The Easter message is summed up there. Before the passion of Our Lord Jesus Christ mankind had no hope. There was a short human life; then death. That’s it. Of course some of the old pagan religions held to a kind of afterlife, and some, like the Egyptians went to great lengths to ensure they were properly prepared for the afterlife, but there was no real hope that death could be defeated–just the tired old routines of trying to appease the gods and somehow work the magic that would help you believe that you just might make it to a happy life in the great beyond.

But when all was said and done there was no real hope because there was no evidence that the magic worked. The old gods were silent. The priests were impotent. The pyramids and temples and ziggaurats had crumbled. The in the Spring time of the year comes Christ the Tiger. The Lion of Judah arises. The Great Aslan. The radiant, golden-maned beast who rises like the sun or like a bridegroom emerging from his chamber.

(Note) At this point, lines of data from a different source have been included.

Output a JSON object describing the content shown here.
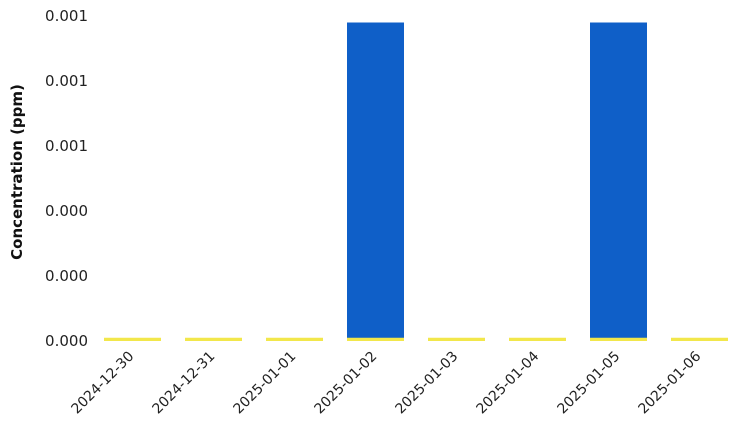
{
  "chart_data": {
    "type": "bar",
    "ylabel": "Concentration (ppm)",
    "xlabel": "",
    "categories": [
      "2024-12-30",
      "2024-12-31",
      "2025-01-01",
      "2025-01-02",
      "2025-01-03",
      "2025-01-04",
      "2025-01-05",
      "2025-01-06"
    ],
    "y_tick_labels": [
      "0.001",
      "0.001",
      "0.001",
      "0.000",
      "0.000",
      "0.000"
    ],
    "ylim": [
      0,
      0.001
    ],
    "series": [
      {
        "values": [
          0,
          0,
          0,
          0.00098,
          0,
          0,
          0.00098,
          0
        ],
        "color": "#0F5FC8"
      },
      {
        "values": [
          1e-05,
          1e-05,
          1e-05,
          1e-05,
          1e-05,
          1e-05,
          1e-05,
          1e-05
        ],
        "color": "#F2E74B"
      }
    ],
    "grid": false,
    "legend": "none"
  }
}
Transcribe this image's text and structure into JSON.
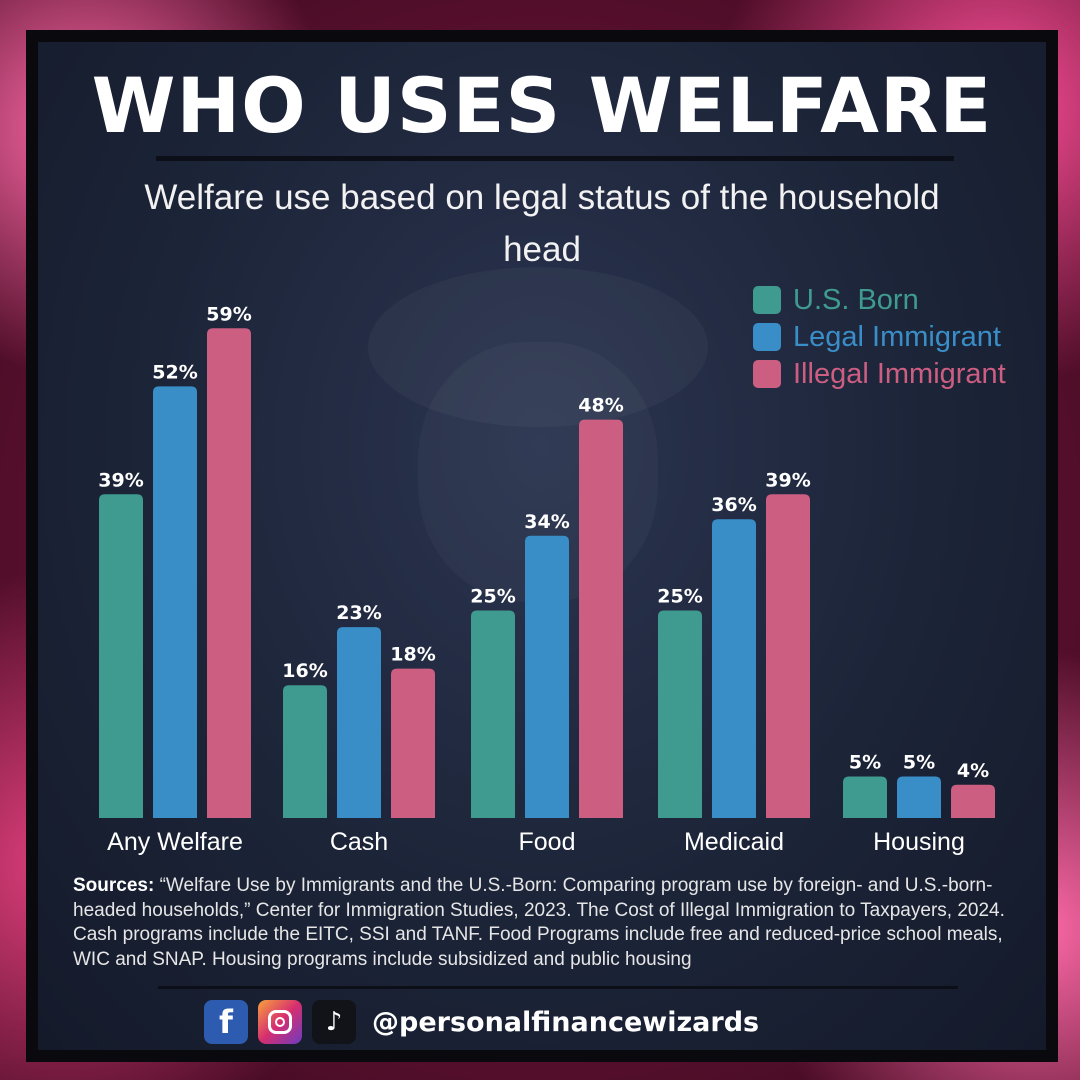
{
  "title": "WHO USES WELFARE",
  "subtitle": "Welfare use based on legal status of the household head",
  "colors": {
    "us_born": "#3f9b8f",
    "legal_immigrant": "#3a8ec8",
    "illegal_immigrant": "#cc5e82"
  },
  "chart_data": {
    "type": "bar",
    "categories": [
      "Any Welfare",
      "Cash",
      "Food",
      "Medicaid",
      "Housing"
    ],
    "series": [
      {
        "name": "U.S. Born",
        "values": [
          39,
          16,
          25,
          25,
          5
        ],
        "color": "#3f9b8f"
      },
      {
        "name": "Legal Immigrant",
        "values": [
          52,
          23,
          34,
          36,
          5
        ],
        "color": "#3a8ec8"
      },
      {
        "name": "Illegal Immigrant",
        "values": [
          59,
          18,
          48,
          39,
          4
        ],
        "color": "#cc5e82"
      }
    ],
    "data_labels": [
      [
        "39%",
        "16%",
        "25%",
        "25%",
        "5%"
      ],
      [
        "52%",
        "23%",
        "34%",
        "36%",
        "5%"
      ],
      [
        "59%",
        "18%",
        "48%",
        "39%",
        "4%"
      ]
    ],
    "ylim": [
      0,
      60
    ],
    "grid": false,
    "legend_position": "top-right"
  },
  "sources": {
    "label": "Sources:",
    "text": " “Welfare Use by Immigrants and the U.S.-Born: Comparing program use by foreign- and U.S.-born-headed households,” Center for Immigration Studies, 2023. The Cost of Illegal Immigration to Taxpayers, 2024. Cash programs include the EITC, SSI and TANF. Food Programs include free and reduced-price school meals, WIC and SNAP. Housing programs include subsidized and public housing"
  },
  "social": {
    "facebook_icon": "facebook-icon",
    "facebook_glyph": "f",
    "instagram_icon": "instagram-icon",
    "tiktok_icon": "tiktok-icon",
    "tiktok_glyph": "♪",
    "handle": "@personalfinancewizards"
  }
}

The fact of the matter is that Christ rose from the dead. History was changed forever. Religion was changed forever. Humanity was changed forever. If one man rose, then all men might rise. If one man really conquered death, then death was conquered. It is therefore vitally important for all men to consider the claims and decide if they could possibly be true, for if they are true, the Christian faith must be considered seriously, and if they are not true, and if Christ did not rise from the dead then our faith is in vain. Evidence for the resurrection is beyond this short post, but those who wish to be reminded of the astounding evidence for this astounding claim need only go here and here.

If the resurrection of Christ is a historical fact, then we have a choice. We can get busy living or get busy dying. In other words, we can follow the path of Life or follow the path of Death. The path of Life is one that accepts the resurrection by faith and steps out to follow Jesus Christ as the Lord of Life. This path is a path of hope, a path of peace, a path of forgiveness and a path of joy. It is a proven path trod by millions of ordinary people down the ages. It is simply a new way of living opened up by the fact of the resurrection. It is available to all through baptism, faith and membership of Christ’s Church.

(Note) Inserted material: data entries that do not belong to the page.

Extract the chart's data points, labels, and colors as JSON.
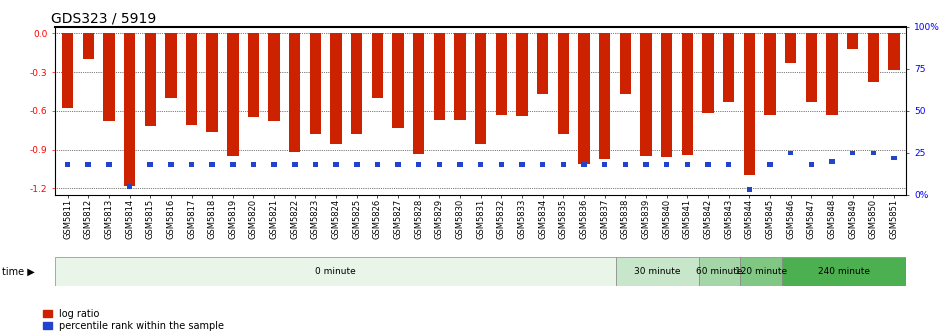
{
  "title": "GDS323 / 5919",
  "samples": [
    "GSM5811",
    "GSM5812",
    "GSM5813",
    "GSM5814",
    "GSM5815",
    "GSM5816",
    "GSM5817",
    "GSM5818",
    "GSM5819",
    "GSM5820",
    "GSM5821",
    "GSM5822",
    "GSM5823",
    "GSM5824",
    "GSM5825",
    "GSM5826",
    "GSM5827",
    "GSM5828",
    "GSM5829",
    "GSM5830",
    "GSM5831",
    "GSM5832",
    "GSM5833",
    "GSM5834",
    "GSM5835",
    "GSM5836",
    "GSM5837",
    "GSM5838",
    "GSM5839",
    "GSM5840",
    "GSM5841",
    "GSM5842",
    "GSM5843",
    "GSM5844",
    "GSM5845",
    "GSM5846",
    "GSM5847",
    "GSM5848",
    "GSM5849",
    "GSM5850",
    "GSM5851"
  ],
  "log_ratio": [
    -0.58,
    -0.2,
    -0.68,
    -1.18,
    -0.72,
    -0.5,
    -0.71,
    -0.76,
    -0.95,
    -0.65,
    -0.68,
    -0.92,
    -0.78,
    -0.86,
    -0.78,
    -0.5,
    -0.73,
    -0.93,
    -0.67,
    -0.67,
    -0.86,
    -0.63,
    -0.64,
    -0.47,
    -0.78,
    -1.01,
    -0.97,
    -0.47,
    -0.95,
    -0.96,
    -0.94,
    -0.62,
    -0.53,
    -1.1,
    -0.63,
    -0.23,
    -0.53,
    -0.63,
    -0.12,
    -0.38,
    -0.28
  ],
  "percentile": [
    18,
    18,
    18,
    5,
    18,
    18,
    18,
    18,
    18,
    18,
    18,
    18,
    18,
    18,
    18,
    18,
    18,
    18,
    18,
    18,
    18,
    18,
    18,
    18,
    18,
    18,
    18,
    18,
    18,
    18,
    18,
    18,
    18,
    3,
    18,
    25,
    18,
    20,
    25,
    25,
    22
  ],
  "time_groups": [
    {
      "label": "0 minute",
      "start": 0,
      "end": 27,
      "color": "#e8f5e8"
    },
    {
      "label": "30 minute",
      "start": 27,
      "end": 31,
      "color": "#c8e6c9"
    },
    {
      "label": "60 minute",
      "start": 31,
      "end": 33,
      "color": "#a5d6a7"
    },
    {
      "label": "120 minute",
      "start": 33,
      "end": 35,
      "color": "#81c784"
    },
    {
      "label": "240 minute",
      "start": 35,
      "end": 41,
      "color": "#4caf50"
    }
  ],
  "bar_color": "#cc2200",
  "pct_color": "#2244cc",
  "ylim_left": [
    -1.25,
    0.05
  ],
  "ylim_right": [
    0,
    100
  ],
  "yticks_left": [
    0.0,
    -0.3,
    -0.6,
    -0.9,
    -1.2
  ],
  "yticks_right": [
    0,
    25,
    50,
    75,
    100
  ],
  "background_color": "#ffffff",
  "title_fontsize": 10,
  "tick_fontsize": 6.5,
  "bar_width": 0.55
}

The other alternative is the path of Death. The path of Death can be followed in two different ways: the Epicurean or the Stoic. These two classic philosophies assume that there is nothing after this life. Therefore, the Epicurean lives for pleasure in the present moment. “Eat, drink and be merry for tomorrow you die.” While it is possible to follow this path in a crude and decadent manner it is also possible to follow it in a refined and tasteful manner. You can be an Epicurean by either loving porn, pizza and mud wrestling or by loving grand opera, haute cuisine and high class ladies. The stoic response to the fact of death is to live a dignified life of service to one’s fellow man–hoping to leave the world a better place than you found it. Both philosophies end in despair.

Only the way of life can lead to true hope, true love, true peace and true joy in this life and the next. So in this Easter Season, decide again: Get Busy Living or Get Busy Dying.